Se non si impara a guardare con coraggio e onestà queste sensazioni per capirne la causa, se non si impara a volersi bene così come si è e a ridare buona direzione al cammino della vita, inevitabilmente ci si fermerà su quel che si presenta come più facile: si metteranno in atto dei comportamenti non buoni e si cercheranno consolazioni che non fortificano. E così, per vincere qualche disagio interiore o qualcosa di non risolto, ci si butta a capofitto nel lavoro, ci si ammazza di palestra o di qualche sport, si dedica una cura esageratamente smodata del corpo, si sta nel calduccio delle solite abitudini, si rimpiangono i tempi andati, si pensa poco e male o si copiano i pensieri altrui, si mangia troppo o troppo poco, si beve troppo, si curiosa nella vita degli altri, si critica credendo di avere il diritto di farlo, si crede di aver diritto a una doppia vita, si sprecano ore e ore davanti al telefonino, si imbroglia anche nel lavoro o nell’uso dei soldi credendo di averne diritto, ci si fa una legge personale che assolva ciò che abbiamo sbagliato e sbagliamo, si iniziano mille cose senza concluderne nessuna, si insegue la voglia di non si sa che cosa e  intanto le occasioni sfuggono, gli anni passano... si arriva a sera scontenti, nervosi, infastiditi per come si è, da chi c’è e ci si rende passivamente consapevoli che, spesso, a dominare la vita è l’inconcludenza.  

«Rendi conto della tua amministrazione».   
Nessuno di noi ha chiesto di nascere e nessuno si è conquistato il diritto di nascere. Per fede crediamo che la vita sia un dono che Dio ci ha fatto e che il come la si vive possa diventare un dono che noi facciamo a Dio. Sì, un giorno dovremo riportarla indietro, ma nel frattempo è anche vero che la vita, proprio giorno dopo giorno, ci suggerisce, a chi sa ascoltarla, di vivere responsabilmente. La vita, pur non sembrando sempre giusta ed equa con tutti, non si adegua alle nostre finzioni o ai nostri sprechi e prima o poi presenta il conto, senza far sconti a nessuno.  

Che ne hai fatto dei tuoi giorni?  
Hai scoperto il nome delle cose buone che ti sono state affidate?  
Come hai vissuto il tempo e le opportunità che ti sono state date? 
Cosa hai imparato di buono e di vero?  
Chi ha vissuto con te, anche grazie alla tua presenza, com’è diventato?  
Il luogo in cui sei vissuto, anche grazie alla tua presenza, è diventato migliore o peggiore? 

Guardo alla mia esperienza e riconosco che per ogni scelta poco limpida, corretta e chiara, per ogni cosa di me che non ho saputo e soprattutto voluto chiarire, per ogni sperpero di tempo e per ogni occasione che per troppa superficialità ho perduto, per ogni nutrimento sbagliato che ho messo nei pensieri e nell’agire, la vita mi ha presentato e mi presenta il conto: non per vendetta, ma per giustizia.  
«Rendi conto della tua amministrazione».   
Dal disonesto amministratore del Vangelo imparo a smettere di perdere tempo accumulando ciò che mi attrae ma che non sostiene; imparo a spostare il tiro e a investire su ciò che tiene viva la vita, sulle relazioni umane, sulle amicizie: non è questo ciò di cui abbiamo davvero bisogno?
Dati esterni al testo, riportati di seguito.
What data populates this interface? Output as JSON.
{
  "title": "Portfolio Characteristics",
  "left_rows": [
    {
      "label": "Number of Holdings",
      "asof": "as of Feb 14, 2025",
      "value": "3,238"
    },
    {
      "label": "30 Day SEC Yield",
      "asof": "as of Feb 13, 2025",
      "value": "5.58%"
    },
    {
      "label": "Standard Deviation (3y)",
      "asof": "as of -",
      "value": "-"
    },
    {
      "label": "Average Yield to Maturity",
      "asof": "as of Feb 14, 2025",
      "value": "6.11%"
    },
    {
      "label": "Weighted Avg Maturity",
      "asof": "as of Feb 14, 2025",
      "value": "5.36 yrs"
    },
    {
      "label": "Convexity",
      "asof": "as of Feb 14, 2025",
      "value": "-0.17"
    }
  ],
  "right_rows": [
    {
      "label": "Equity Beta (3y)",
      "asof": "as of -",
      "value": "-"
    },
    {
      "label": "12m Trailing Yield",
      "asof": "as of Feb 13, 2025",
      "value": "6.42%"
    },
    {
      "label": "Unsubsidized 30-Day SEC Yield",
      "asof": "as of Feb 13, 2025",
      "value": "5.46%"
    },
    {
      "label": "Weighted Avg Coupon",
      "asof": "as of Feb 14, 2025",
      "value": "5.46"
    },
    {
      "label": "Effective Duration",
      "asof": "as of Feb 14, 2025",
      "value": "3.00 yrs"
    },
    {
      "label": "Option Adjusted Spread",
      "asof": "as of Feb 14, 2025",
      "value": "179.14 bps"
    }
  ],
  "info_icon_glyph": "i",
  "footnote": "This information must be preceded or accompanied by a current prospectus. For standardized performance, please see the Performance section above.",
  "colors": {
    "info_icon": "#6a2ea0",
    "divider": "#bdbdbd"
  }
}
Relazioni significative, vissute nella sincerità di sé e soprattutto rinnovate dal perdono vissuto con reciprocità.  
Gesù infine, mette in guardia dall’avidità: non si colma mai perché non sazia mai. Può diventare ossessione che scardina i migliori rapporti e che porta anche alla violenza estrema. Il denaro, come dice un proverbio, è “un ottimo servitore, ma un pessimo padrone”. È meglio avere pochi soldi e crescere e invecchiare investendo in buone amicizie, essere in pace con i propri parenti piuttosto che trovarsi da soli e con un conto in banca che, come interessi, produce solitudine, diffidenza e risentimento.